The Plan: Less, But Better
The enterprise rigor that led to the ICG acquisition traces back to PulteGroup’s “commonly managed plan platform.” This initiative reduced floor plan variability and looked to establish standards for floor plan design and engineering to both simplify construction and improve the ability to buy building products and materials at greater scale for more efficiency.

“The commonly managed plan platform gave us discipline and systems-thinking approaches in three areas of innovation,” said Chuck Chippero, national vice president of strategic sourcing and innovation at PulteGroup. “By paring back and simplifying we achieved prediction in build times, we saw the connectivity of floor-plan design disciplines with a number of other internal processes, and we used the time back for even greater focus on customer experience and satisfaction.”

Pulte’s learning curve on the commonly managed plan platform allowed it to see its off-site investment as an integral part of how the firm can subtract expenses that do not redound to value in customers’ minds and hearts.

“We want to change the way homes are built,” Chippero says. “Better, faster, more cost effectively, and totally for customers. That meant we had to change ourselves.”

Labor, precision, waste-reduction, all-weather reliability, safety—each of these factors has taken on a heightened intensity with the onset of COVID-19.

Temperature-controlled, indoor manufacturing environments eliminate the errors climate and site conditions produce, which contributes to consistency, accuracy, and reliability. And BIM pre-construction and coded-CNC cutting reduces the need for excess building materials.
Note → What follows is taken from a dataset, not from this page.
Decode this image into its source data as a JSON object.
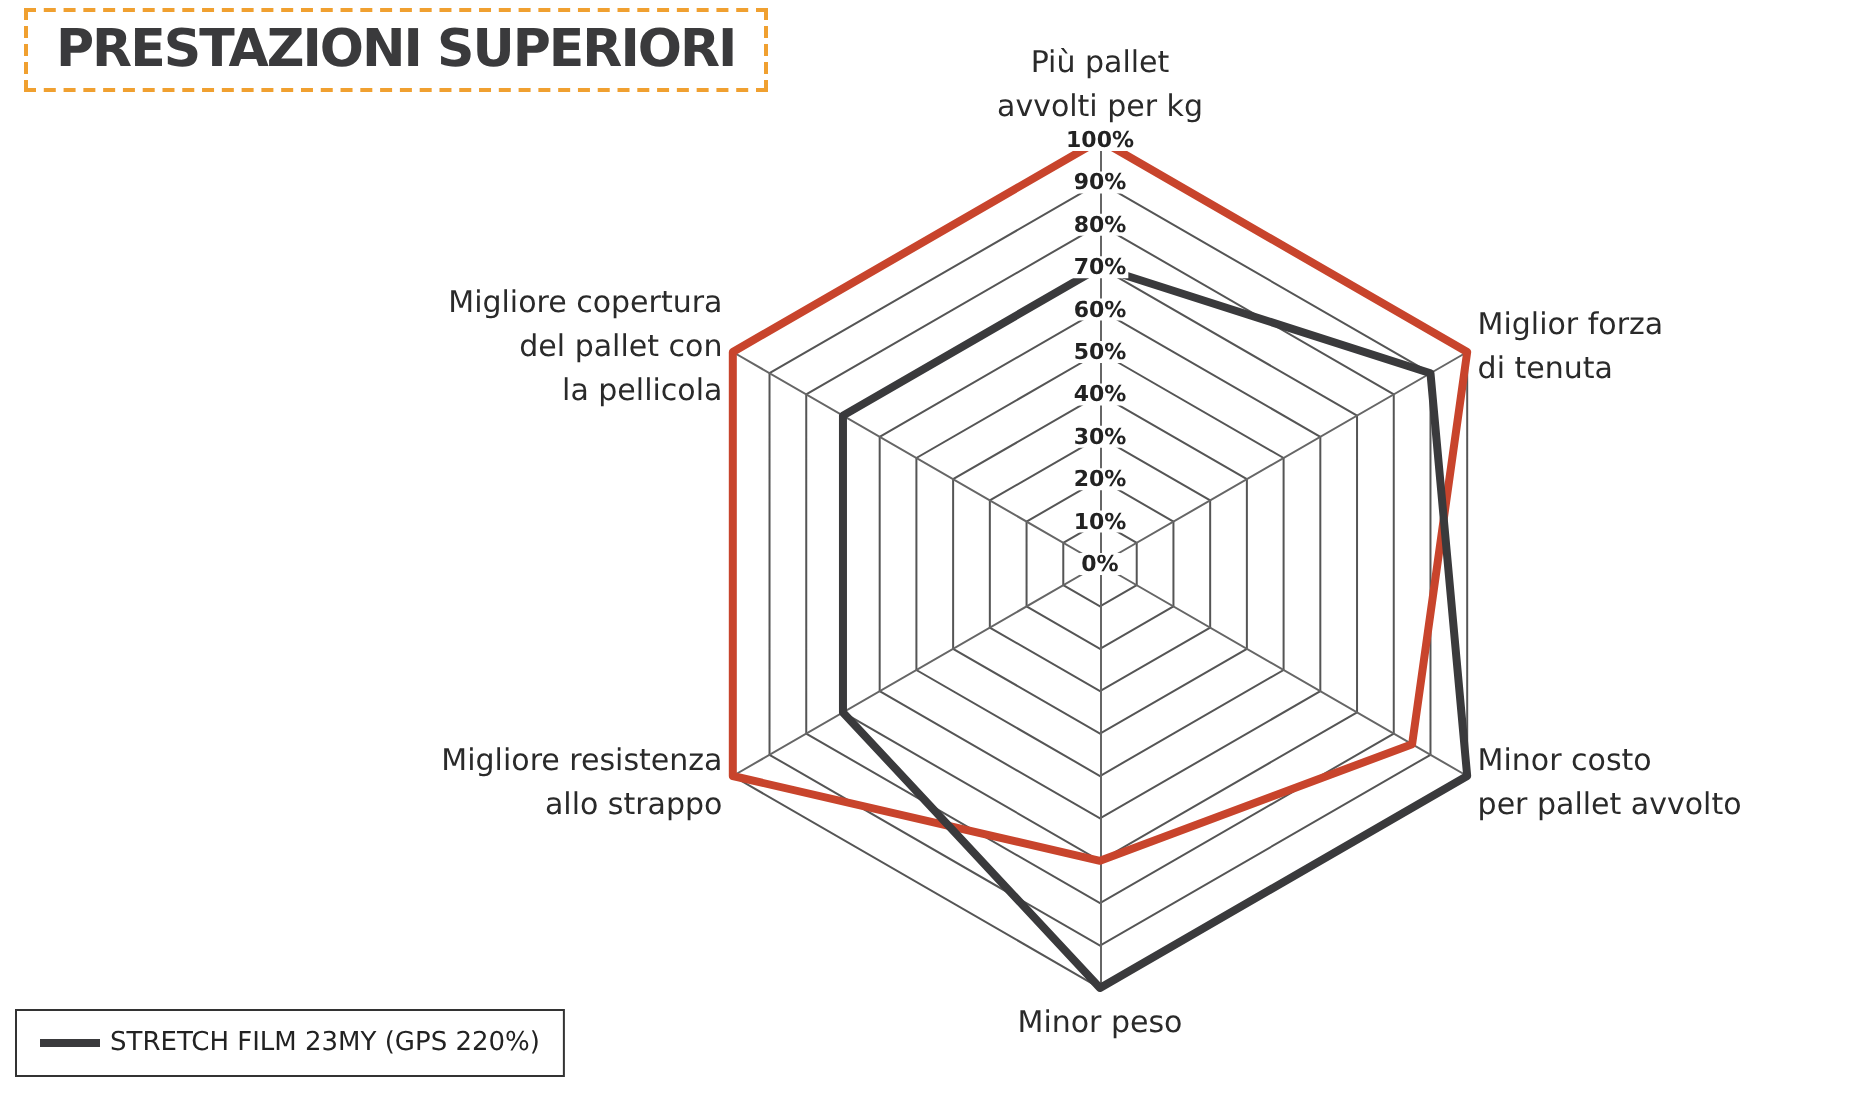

As ICG founder Ryan Melin notes, “There’s waste everywhere in the process, and we eliminate it.”

Melin feels the ICG fit with PulteGroup can take his already-established efficiency and process improvement track record and unleash new, quantum-leap gains from the added scale and resource focus.

“We’re not looking to save dollars on buying studs or 2x4s or buying labor better than builders do,” he says. “We are looking to fuse the design, engineering, and construction process into a better way for people to get their home.”
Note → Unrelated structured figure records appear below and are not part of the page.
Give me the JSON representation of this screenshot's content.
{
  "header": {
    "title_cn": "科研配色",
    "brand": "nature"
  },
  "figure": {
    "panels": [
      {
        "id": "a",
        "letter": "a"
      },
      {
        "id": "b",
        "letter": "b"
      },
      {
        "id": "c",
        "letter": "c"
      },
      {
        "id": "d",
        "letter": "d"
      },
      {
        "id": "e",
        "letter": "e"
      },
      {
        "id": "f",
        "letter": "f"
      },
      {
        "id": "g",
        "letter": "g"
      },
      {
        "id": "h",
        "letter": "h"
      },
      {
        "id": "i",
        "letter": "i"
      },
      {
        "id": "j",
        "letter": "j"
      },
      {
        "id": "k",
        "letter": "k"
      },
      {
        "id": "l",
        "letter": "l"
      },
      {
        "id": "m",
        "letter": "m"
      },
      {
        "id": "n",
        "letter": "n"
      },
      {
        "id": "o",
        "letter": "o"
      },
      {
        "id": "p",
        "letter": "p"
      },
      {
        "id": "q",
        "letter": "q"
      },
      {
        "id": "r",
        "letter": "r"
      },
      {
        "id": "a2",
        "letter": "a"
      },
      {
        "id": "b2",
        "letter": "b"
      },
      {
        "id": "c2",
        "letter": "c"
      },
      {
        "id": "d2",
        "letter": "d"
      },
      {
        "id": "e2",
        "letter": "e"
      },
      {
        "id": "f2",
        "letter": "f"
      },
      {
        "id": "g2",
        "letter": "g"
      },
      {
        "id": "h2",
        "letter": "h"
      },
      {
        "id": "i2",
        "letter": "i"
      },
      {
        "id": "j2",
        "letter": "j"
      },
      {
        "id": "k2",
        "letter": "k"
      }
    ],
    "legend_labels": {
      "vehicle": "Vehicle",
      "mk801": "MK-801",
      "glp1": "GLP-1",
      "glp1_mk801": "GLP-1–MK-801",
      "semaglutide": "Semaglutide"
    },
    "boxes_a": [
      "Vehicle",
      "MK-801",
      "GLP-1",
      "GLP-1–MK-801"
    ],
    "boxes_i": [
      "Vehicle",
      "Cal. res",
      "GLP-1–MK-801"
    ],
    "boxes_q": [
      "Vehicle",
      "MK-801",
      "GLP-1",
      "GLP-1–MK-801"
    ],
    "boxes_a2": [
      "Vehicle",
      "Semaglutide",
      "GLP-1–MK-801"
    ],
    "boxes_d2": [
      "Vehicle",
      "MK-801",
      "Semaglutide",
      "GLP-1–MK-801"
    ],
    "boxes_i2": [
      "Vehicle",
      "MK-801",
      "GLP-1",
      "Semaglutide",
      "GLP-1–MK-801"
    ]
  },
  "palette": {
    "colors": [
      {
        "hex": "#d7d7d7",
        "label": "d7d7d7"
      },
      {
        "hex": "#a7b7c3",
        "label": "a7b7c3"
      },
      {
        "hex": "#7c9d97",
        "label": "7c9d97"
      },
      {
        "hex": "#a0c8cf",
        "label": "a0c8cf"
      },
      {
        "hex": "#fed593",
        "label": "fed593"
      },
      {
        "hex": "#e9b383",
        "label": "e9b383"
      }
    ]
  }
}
A move toward off-site takes on a different meaning at a time when workplace health and safety have reared up in life-or-death clarity. Catching COVID-19, or not, may depend on new social-distancing protocols that force old-school construction processes into new light as unnecessarily risky. Factories, while not all conducive to safe distancing for staff, stand a better chance of being controlled environments than many construction jobsites.

“In eight weeks [since COVID struck], we have seen more digitization in our industry and in customer interactions than we saw in eight years before that,” Whelan says. “Off-site is a way for builders to remove costs that don’t add value customers appreciate, and to add meaningful value they do want and insist on.”